Another dictionary approach uses outside word lists to investigate the sentiment of text. Essentially, that means that we count words with positive and negative connotation in a document to assess the sentiment or tonality of a document.
Political scientists have used sentiment analysis, for example, to investigate whether judges change their tone when dealing with particularly sensitive cases. This is what we will do here as well. But the same approach, but with a different dictionary, could be used to look at other characteristics of legal texts, such as their prescriptivity, flexibility or use of legalese or outdated terms.
Let's start by downloading and activating the SentimentAnalysis package and by taking a look at its inbuilt sentiment dictionaries.
# The package comes with existing word lists of positive and negative words.
##  "abide" "ability" "able" "abound" "absolve" "absorbent"
##  "abandon" "abandonment" "abate" "abdicate" "abhor" "abject"

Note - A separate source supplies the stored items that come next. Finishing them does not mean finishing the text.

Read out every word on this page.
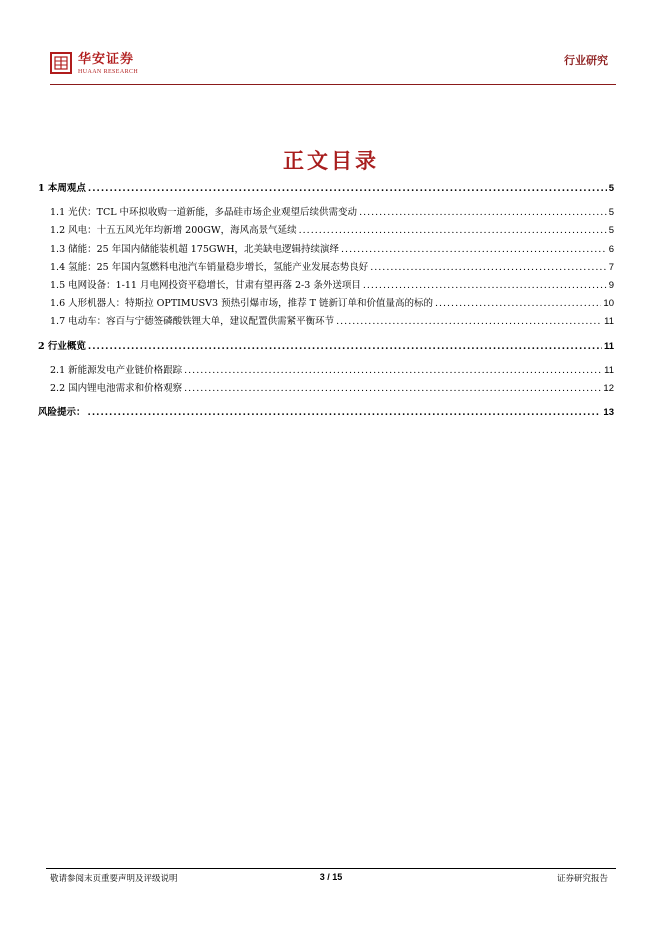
华安证券
HUAAN RESEARCH
行业研究
正文目录
1 本周观点 .....	5
1.1 光伏：TCL 中环拟收购一道新能，多晶硅市场企业观望后续供需变动 .....	5
1.2 风电：十五五风光年均新增 200GW，海风高景气延续 .....	5
1.3 储能：25 年国内储能装机超 175GWH，北美缺电逻辑持续演绎 .....	6
1.4 氢能：25 年国内氢燃料电池汽车销量稳步增长，氢能产业发展态势良好 .....	7
1.5 电网设备：1-11 月电网投资平稳增长，甘肃有望再落 2-3 条外送项目 .....	9
1.6 人形机器人：特斯拉 OPTIMUSV3 预热引爆市场，推荐 T 链新订单和价值量高的标的 .....	10
1.7 电动车：容百与宁德签磷酸铁锂大单，建议配置供需紧平衡环节 .....	11
2 行业概览 .....	11
2.1 新能源发电产业链价格跟踪 .....	11
2.2 国内锂电池需求和价格观察 .....	12
风险提示： .....	13
敬请参阅末页重要声明及评级说明	3 / 15	证券研究报告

Next, we want check how many of these positive and negative words exist in each text of our corpus. Do judges tend to use more positive or more negative language when framing their decisions.
# We count how many of positive and negative words exist in each text .

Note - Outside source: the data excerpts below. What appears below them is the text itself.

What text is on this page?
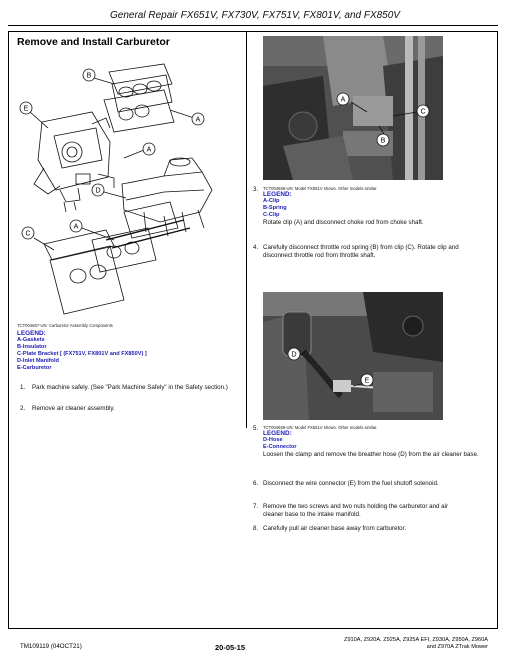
General Repair FX651V, FX730V, FX751V, FX801V, and FX850V
Remove and Install Carburetor
B
E
A
A
D
A
C
TCT004657-UN: Carburetor Assembly Components
LEGEND:
A-Gaskets
B-Insulator
C-Plate Bracket [ (FX751V, FX801V and FX850V) ]
D-Inlet Manifold
E-Carburetor
1.	Park machine safely. (See "Park Machine Safely" in the Safety section.)
2.	Remove air cleaner assembly.
A
C
B
3. TCT004658-UN: Model FX651V shown. Other models similar.
LEGEND:
A-Clip
B-Spring
C-Clip
Rotate clip (A) and disconnect choke rod from choke shaft.
4. Carefully disconnect throttle rod spring (B) from clip (C). Rotate clip and disconnect throttle rod from throttle shaft.
D
E
5. TCT004659-UN: Model FX651V shown. Other models similar.
LEGEND:
D-Hose
E-Connector
Loosen the clamp and remove the breather hose (D) from the air cleaner base.
6. Disconnect the wire connector (E) from the fuel shutoff solenoid.
7. Remove the two screws and two nuts holding the carburetor and air cleaner base to the intake manifold.
8. Carefully pull air cleaner base away from carburetor.
TM109119 (04OCT21)	20-05-15
Z910A, Z920A, Z925A, Z925A EFI, Z930A, Z950A, Z960A
and Z970A ZTrak Mower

tdm <- TermDocumentMatrix(corpus)
text_sentiment <- analyzeSentiment(tdm)
When positive words outnumber negative ones, we classify a text as positive and vice versa. This is of course only an approximation but may nevertheless be helpful to group texts.
## negative positive
As it turns out, all judgments use more positive then negative words.
You probably noticed that amongst the most frequent words are terms that tell us little about a decision’s content. For instance, it is unsurprising that “court” or “canlii” appears often. Take the list of most frequent words as a basis to create a legal stopword list.
1. Write your stopwords into the first column of a csv file. (Hint: Use the word frequency table to help you identify unwanted words)
2. Then upload the file and run your analysis again. What do you find?
# This sample code will help you.
stopwords <- read.csv("stopwords.csv", header = FALSE)
stopwords <- as.character(stopwords$V1)
stopwords <- c(stopwords, stopwords("english"))
corpus <- tm_map(corpus, removeWords, stopwords)
1. Go back to the sentiment counts for each judgment. We saw that all decisions contain more positive words than negative ones. But do some contain more positive or negative words than others. Specifically, you may want to add your sentiment counts to the table with the success/failure classifications. Do decisions use more negative words when they dismiss an appeal?
2. What else, apart from sentiment, could you look for in these judgments? For instance, you may want to check how many latin legalese Canadian judges use. By adapting the sample code for stop words from above, you can create custom dictionaries to count the frequency of terms that you are interested in.